Henry J Lyons claimed that its darker finish would contrast with the lighter stone of historic buildings in Trinity College, allowing these to be “read independently and not to be confused with the backdrop”. Does that sound like grasping at straws? A revised townscape assessment by the Paul Hogarth Company conceded that the tower would be “more noticeable” on the skyline and would also have a “heavier” presence in views along the Liffey quays.
After holding two further meetings to consider the case, the board’s triumvirate decided unanimously on September 14th, 2020, to grant permission for the proposed development “as superseded and/or amended by the plans and particulars submitted in response to the section 132 request”, with the order signed by Paul Hyde. It was, to paraphrase Yeats, “all changed, changed utterly: A terrible beauty is born ...”
In March 2022 Dublin City Council approved Marlet’s plan to add a floor, increasing the number of build-to-rent apartments from 54 to 58, including a large penthouse on the 21st floor; this raised the tower’s overall height to 22 storeys, topped by a “crown” that appears peculiarly unresolved.
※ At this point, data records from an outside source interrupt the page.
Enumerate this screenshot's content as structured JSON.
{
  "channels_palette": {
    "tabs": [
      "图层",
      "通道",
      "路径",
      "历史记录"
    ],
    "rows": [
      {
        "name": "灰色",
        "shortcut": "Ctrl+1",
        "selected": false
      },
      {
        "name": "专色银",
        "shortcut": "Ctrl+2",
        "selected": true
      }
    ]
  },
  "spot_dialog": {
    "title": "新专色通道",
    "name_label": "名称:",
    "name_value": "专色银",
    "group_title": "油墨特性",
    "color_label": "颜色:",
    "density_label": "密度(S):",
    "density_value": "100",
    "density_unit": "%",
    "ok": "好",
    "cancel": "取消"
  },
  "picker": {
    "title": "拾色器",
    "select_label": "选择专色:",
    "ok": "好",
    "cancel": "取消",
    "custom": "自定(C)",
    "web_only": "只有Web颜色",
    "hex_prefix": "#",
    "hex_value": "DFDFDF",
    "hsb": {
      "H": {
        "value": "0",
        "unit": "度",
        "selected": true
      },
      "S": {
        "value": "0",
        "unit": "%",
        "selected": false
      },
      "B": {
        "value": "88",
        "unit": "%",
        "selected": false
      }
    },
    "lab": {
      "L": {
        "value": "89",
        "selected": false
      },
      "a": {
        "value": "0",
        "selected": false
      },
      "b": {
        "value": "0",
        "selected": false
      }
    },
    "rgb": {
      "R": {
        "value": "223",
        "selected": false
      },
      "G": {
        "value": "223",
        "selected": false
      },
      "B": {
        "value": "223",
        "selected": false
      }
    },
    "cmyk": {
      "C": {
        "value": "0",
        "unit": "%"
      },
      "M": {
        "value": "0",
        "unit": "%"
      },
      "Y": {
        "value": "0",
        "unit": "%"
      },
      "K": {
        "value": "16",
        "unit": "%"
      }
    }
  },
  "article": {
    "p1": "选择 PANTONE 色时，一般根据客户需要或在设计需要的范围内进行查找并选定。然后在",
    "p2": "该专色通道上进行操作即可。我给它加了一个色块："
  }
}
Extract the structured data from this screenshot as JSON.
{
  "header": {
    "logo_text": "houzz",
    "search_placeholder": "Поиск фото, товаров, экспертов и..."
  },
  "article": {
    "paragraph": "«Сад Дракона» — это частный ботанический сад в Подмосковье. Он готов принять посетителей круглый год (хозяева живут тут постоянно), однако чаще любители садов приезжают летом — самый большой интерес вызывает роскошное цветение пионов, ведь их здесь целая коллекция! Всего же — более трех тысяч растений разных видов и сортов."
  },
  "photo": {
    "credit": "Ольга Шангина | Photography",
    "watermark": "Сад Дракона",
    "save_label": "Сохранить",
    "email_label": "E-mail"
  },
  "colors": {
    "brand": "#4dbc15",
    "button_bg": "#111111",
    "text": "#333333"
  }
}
One can just imagine how discordant this high-rise luxury tenement will look at night, with light in some windows and not in others.
The view from Lower O’Connell Street towards Burgh Quay, originally designed by the Wide Streets Commission as a uniform composition, has been so spoiled by uncoordinated redevelopment in recent decades that it resembles the urban-design equivalent of a dog’s dinner – now trumped by a tower of darkness on Tara Street that will sadly stand for decades as a monument to developer-led “planning” in Dublin.